2. Trimming to Deployed period

This document outlines the trimming step in the oceanarray processing workflow. Trimming refers to the process of isolating the valid deployment period from a time series—typically corresponding to the interval between instrument deployment and recovery. This step also applies clock corrections and produces standardized NetCDF files ready for further processing.

This step may need to be run several times, adjusting the start and end of the deployment periods based on data inspection.

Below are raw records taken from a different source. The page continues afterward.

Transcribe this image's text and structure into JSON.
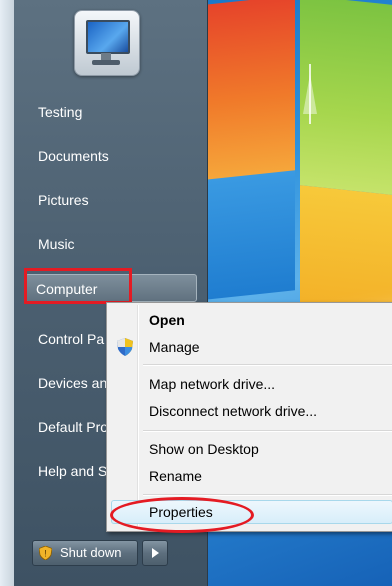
{
  "start_menu": {
    "places": [
      {
        "label": "Testing"
      },
      {
        "label": "Documents"
      },
      {
        "label": "Pictures"
      },
      {
        "label": "Music"
      },
      {
        "label": "Computer"
      },
      {
        "label": "Control Pa"
      },
      {
        "label": "Devices an"
      },
      {
        "label": "Default Pro"
      },
      {
        "label": "Help and S"
      }
    ],
    "shutdown_label": "Shut down"
  },
  "context_menu": {
    "items": [
      {
        "label": "Open"
      },
      {
        "label": "Manage"
      },
      {
        "label": "Map network drive..."
      },
      {
        "label": "Disconnect network drive..."
      },
      {
        "label": "Show on Desktop"
      },
      {
        "label": "Rename"
      },
      {
        "label": "Properties"
      }
    ]
  },
  "colors": {
    "highlight_red": "#e41b23",
    "menu_bg": "#f1f1f1",
    "start_menu_bg": "#4b5f70"
  },
  "icons": [
    "user-picture-icon",
    "uac-shield-icon",
    "arrow-right-icon"
  ]
}
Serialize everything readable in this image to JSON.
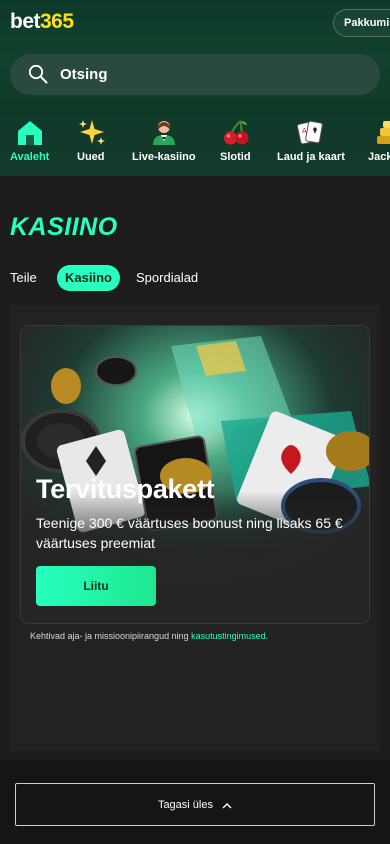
{
  "header": {
    "logo_white": "bet",
    "logo_yellow": "365",
    "offers_label": "Pakkumised"
  },
  "search": {
    "placeholder": "Otsing"
  },
  "nav": [
    {
      "label": "Avaleht",
      "icon": "home-icon",
      "active": true
    },
    {
      "label": "Uued",
      "icon": "sparkles-icon"
    },
    {
      "label": "Live-kasiino",
      "icon": "dealer-icon"
    },
    {
      "label": "Slotid",
      "icon": "cherry-icon"
    },
    {
      "label": "Laud ja kaart",
      "icon": "cards-icon"
    },
    {
      "label": "Jackpotid",
      "icon": "jackpot-icon"
    }
  ],
  "section_title": "KASIINO",
  "tabs": [
    {
      "label": "Teile"
    },
    {
      "label": "Kasiino",
      "active": true
    },
    {
      "label": "Spordialad"
    }
  ],
  "promo": {
    "title": "Tervituspakett",
    "subtitle": "Teenige 300 € väärtuses boonust ning lisaks 65 € väärtuses preemiat",
    "button": "Liitu"
  },
  "terms": {
    "text": "Kehtivad aja- ja missioonipiirangud ning ",
    "link": "kasutustingimused."
  },
  "footer": {
    "back_to_top": "Tagasi üles"
  },
  "colors": {
    "accent": "#26ffbe",
    "logo_yellow": "#ffdf1b",
    "header_bg": "#11422e"
  }
}
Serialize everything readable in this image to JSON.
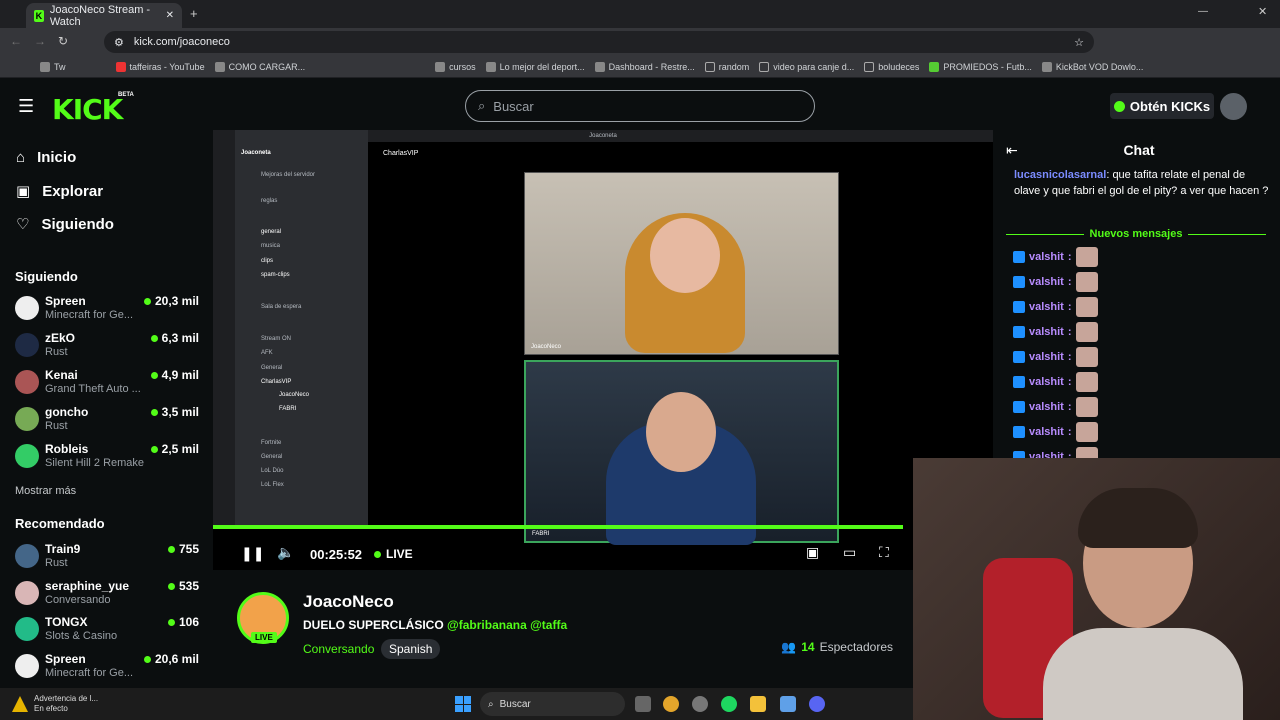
{
  "browser": {
    "tab_title": "JoacoNeco Stream - Watch",
    "url": "kick.com/joaconeco",
    "bookmarks": [
      "Tw",
      "taffeiras - YouTube",
      "COMO CARGAR...",
      "cursos",
      "Lo mejor del deport...",
      "Dashboard - Restre...",
      "random",
      "video para canje d...",
      "boludeces",
      "PROMIEDOS - Futb...",
      "KickBot VOD Dowlo..."
    ]
  },
  "header": {
    "logo": "KICK",
    "beta": "BETA",
    "search_placeholder": "Buscar",
    "obtain_label": "Obtén KICKs"
  },
  "sidebar": {
    "nav": [
      {
        "label": "Inicio",
        "icon": "home-icon"
      },
      {
        "label": "Explorar",
        "icon": "compass-icon"
      },
      {
        "label": "Siguiendo",
        "icon": "heart-icon"
      }
    ],
    "following_title": "Siguiendo",
    "following": [
      {
        "name": "Spreen",
        "category": "Minecraft for Ge...",
        "viewers": "20,3 mil"
      },
      {
        "name": "zEkO",
        "category": "Rust",
        "viewers": "6,3 mil"
      },
      {
        "name": "Kenai",
        "category": "Grand Theft Auto ...",
        "viewers": "4,9 mil"
      },
      {
        "name": "goncho",
        "category": "Rust",
        "viewers": "3,5 mil"
      },
      {
        "name": "Robleis",
        "category": "Silent Hill 2 Remake",
        "viewers": "2,5 mil"
      }
    ],
    "show_more": "Mostrar más",
    "recommended_title": "Recomendado",
    "recommended": [
      {
        "name": "Train9",
        "category": "Rust",
        "viewers": "755"
      },
      {
        "name": "seraphine_yue",
        "category": "Conversando",
        "viewers": "535"
      },
      {
        "name": "TONGX",
        "category": "Slots & Casino",
        "viewers": "106"
      },
      {
        "name": "Spreen",
        "category": "Minecraft for Ge...",
        "viewers": "20,6 mil"
      }
    ]
  },
  "player": {
    "time": "00:25:52",
    "live": "LIVE",
    "discord_channel": "CharlasVIP",
    "discord_window": "Joaconeta",
    "server_name": "Joaconeta",
    "cam1_label": "JoacoNeco",
    "cam2_label": "FABRI",
    "discord_items": [
      "Mejoras del servidor",
      "reglas",
      "general",
      "musica",
      "clips",
      "spam-clips",
      "Sala de espera",
      "Stream ON",
      "AFK",
      "General",
      "CharlasVIP",
      "JoacoNeco",
      "FABRI",
      "Fortnite",
      "General",
      "LoL Dúo",
      "LoL Flex"
    ],
    "progress": 1.0
  },
  "stream": {
    "name": "JoacoNeco",
    "title_prefix": "DUELO SUPERCLÁSICO",
    "mentions": "@fabribanana @taffa",
    "category": "Conversando",
    "tag": "Spanish",
    "viewers_count": "14",
    "viewers_label": "Espectadores",
    "live_badge": "LIVE"
  },
  "chat": {
    "title": "Chat",
    "first_user": "lucasnicolasarnal",
    "first_message": ": que tafita relate el penal de olave y que fabri el gol de el pity? a ver que hacen ?",
    "new_messages": "Nuevos mensajes",
    "repeated_user": "valshit",
    "repeated_count": 9
  },
  "taskbar": {
    "warning_title": "Advertencia de l...",
    "warning_sub": "En efecto",
    "search": "Buscar"
  },
  "colors": {
    "accent": "#53fc18",
    "background": "#0b0e0f"
  }
}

It corresponds to Stage 2 from RAPID data processing and management, which uses as input the RDB format and outputs (in RDB format) the *.use file. Here, we start with the Stage 1 output *_raw.nc files and produce *_use.nc files.

1. Overview

Raw mooring records often contain extraneous data before deployment or after recovery (e.g., deck recording, values during ascent/descent, post-recovery handling). These segments must be trimmed to retain only the time interval when the instrument was collecting valid in-situ measurements at the nominal depth during deployment. In this stage:

  • Clock offsets are applied to correct instrument timing

  • Data is trimmed to deployment/recovery time windows

  • Unnecessary variables are removed

  • Metadata is enriched and standardized

  • Files are converted from *_raw.nc to *_use.nc format

2. Purpose

  • Apply clock corrections to synchronize instrument times

  • Remove non-oceanographic data before deployment and after recovery

  • Ensure temporal consistency across instruments on the same mooring

  • Define the usable deployment interval for each instrument

  • Standardize file naming and metadata structure

3. Current Implementation (Stage 2)

The trimming process is implemented in the oceanarray.stage2 module, which provides automated clock correction and temporal trimming for mooring datasets.

3.1. Input Requirements

The oceanarray.stage2.Stage2Processor class processes Stage 1 output files:

  • Raw NetCDF files (*_raw.nc): Standardized files from Stage 1 processing

  • YAML configuration: Mooring metadata including deployment times and clock offsets

  • Deployment windows: Start and end times for valid data periods

3.2. Processing Workflow

The Stage 2 processing follows these steps:

  1. Configuration Loading: Read YAML files containing: - Deployment and recovery timestamps - Instrument-specific clock offsets - Mooring location and metadata

  2. Clock Offset Application: Correct instrument timing by: - Adding clock offset variables to datasets - Shifting time coordinates by specified offset amounts - Preserving original datasets (immutable processing)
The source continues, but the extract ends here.